Recours facilité aux CDD et aux contrats d’intérim
La première liberté nouvelle donnée aux négociateurs des branches professionnelles porte sur les caractéristiques des contrats à durée déterminée (CDD) et des contrats d’intérim. Une évolution substantielle dans un contexte où les embauches sont réalisées à près de 90 % en CDD, dont 70 % pour moins d’un mois. Les motifs de recours au CDD restent fixés par la loi, qui lui conserve son caractère obligatoirement temporaire ; la prime de précarité demeure elle aussi légale. Pour le reste, l’ordonnance n° 3 accorde une large liberté de négociation.
Durée du CDD. Sa durée maximale pourra être allongée au-delà de dix-huit mois, ce qui était la règle jusqu’alors, hormis quelques exceptions. Cette limite est désormais négociable sans plafond. « La règle de base, rappelée par la jurisprudence, demeure qu’un CDD ne peut avoir pour objet de pourvoir un poste lié à une activité durable dans l’entreprise », prévient néanmoins Roger Koskas, avocat de salariés au sein de Brihi-Koskas et associés à Paris. En outre, la branche est autorisée à aller au-delà des deux renouvellements de CDD (la loi Rebsamen du 17 août 2015 l’autorisait déjà, mais dans la limite de dix-huit mois au total). L’ordonnance ne prévoit aucun plafond.
Délai de carence entre deux contrats. La négociation est désormais possible au niveau de la branche pour réduire ou supprimer la carence entre deux contrats, actuellement d’un tiers ou de la moitié de la durée du contrat selon les cas. Le recours aux contrats intérimaires est facilité dans les mêmes proportions.
Transmission du CDD ou du contrat d’intérim au salarié. Son retard n’entraînera plus sa requalification en contrat à durée indéterminée (CDI). Jusqu’à présent, le délai était de deux jours ouvrables suivant l’embauche.
Contreparties pour les salariés
Faut-il s’attendre à une large dérégulation de l’usage des CDD ? Laurent Beljean, avocat au sein d’Aerys Avocats à Lyon qui conseille les employeurs, en doute : « Certes, les règles relatives au CDD ne résulteront plus exclusivement de la loi, mais il n’y aura pas dans ce domaine un Code du travail par entreprise. » Dans le cadre d’une négociation de branche, entre représentants patronaux et syndicaux généralement chevronnés, « le mouvement devrait être maîtrisé, et ce, d’autant plus que les accords devront être étendus pour pouvoir s’appliquer aux entreprises de la branche, c’est-à-dire avalisés par le ministère du Travail ». Si, par exemple, un nombre accru de renouvellements était négocié, ce serait en contrepartie d’avantages pour les salariés, assure-t-il. « On peut attendre des branches qu’elles n’ouvrent pas une concurrence sociale effrénée entre les entreprises d’un secteur d’activité », pronostique Roger Koskas.

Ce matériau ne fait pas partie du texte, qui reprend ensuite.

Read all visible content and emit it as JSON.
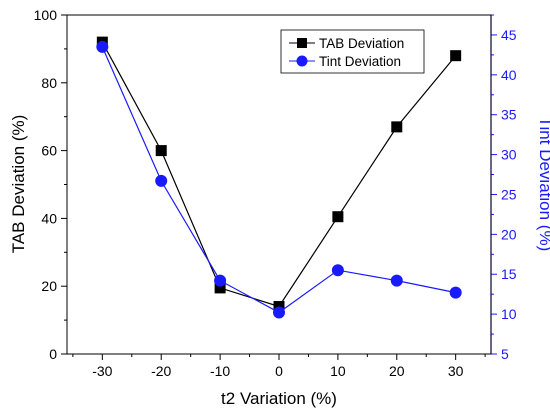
{
  "chart_data": {
    "type": "line",
    "title": "",
    "xlabel": "t2 Variation (%)",
    "ylabel_left": "TAB Deviation (%)",
    "ylabel_right": "Tint Deviation (%)",
    "x": [
      -30,
      -20,
      -10,
      0,
      10,
      20,
      30
    ],
    "x_ticks": [
      "-30",
      "-20",
      "-10",
      "0",
      "10",
      "20",
      "30"
    ],
    "xlim": [
      -36,
      36
    ],
    "ylim_left": [
      0,
      100
    ],
    "ylim_right": [
      5,
      47.5
    ],
    "y_ticks_left": [
      "0",
      "20",
      "40",
      "60",
      "80",
      "100"
    ],
    "y_ticks_right": [
      "5",
      "10",
      "15",
      "20",
      "25",
      "30",
      "35",
      "40",
      "45"
    ],
    "grid": false,
    "legend_position": "top-right",
    "series": [
      {
        "name": "TAB Deviation",
        "axis": "left",
        "marker": "square",
        "color": "#000000",
        "values": [
          92,
          60,
          19.5,
          14,
          40.5,
          67,
          88
        ]
      },
      {
        "name": "Tint Deviation",
        "axis": "right",
        "marker": "circle",
        "color": "#1a1aff",
        "values": [
          43.5,
          26.7,
          14.2,
          10.2,
          15.5,
          14.2,
          12.7
        ]
      }
    ]
  }
}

De plus, une inconnue pourrait guider le comportement des employeurs : le malus sur les charges sociales patronales que le gouvernement entend appliquer aux entreprises abusant des contrats courts, avec un éventail de 2 à 10 %, contre un taux unique de 4,05 % actuellement.
Période d’essai assouplie pour les CDD et les CDI
La durée de la période d’essai pour les CDD et les CDI peut être désormais soumise à la négociation de branche. Le Code du travail autorise le salarié comme l’employeur à rompre librement un contrat de travail, pendant deux mois pour les ouvriers et les employés, trois mois pour les techniciens-agents de maîtrise et six mois maximum pour les cadres. Il était permis de renouveler cette durée pour qu’elle atteigne respectivement quatre, six et douze mois en cas d’accord de branche étendu, avant la loi de 2008 sur la modernisation du marché du travail. Cette possibilité est de nouveau ouverte.
Le CDI de chantier élargi à d’autres secteurs
Le CDI de chantier, un contrat temporaire déjà pratiqué dans la branche du bâtiment, pourra s’appliquer à tous les secteurs d’activité qui le décideront par accord social. « Les branches auront donc à déterminer une typologie d’activités permettant d’y recourir », précise Roger Koskas. Car il ne conviendra pas à toutes.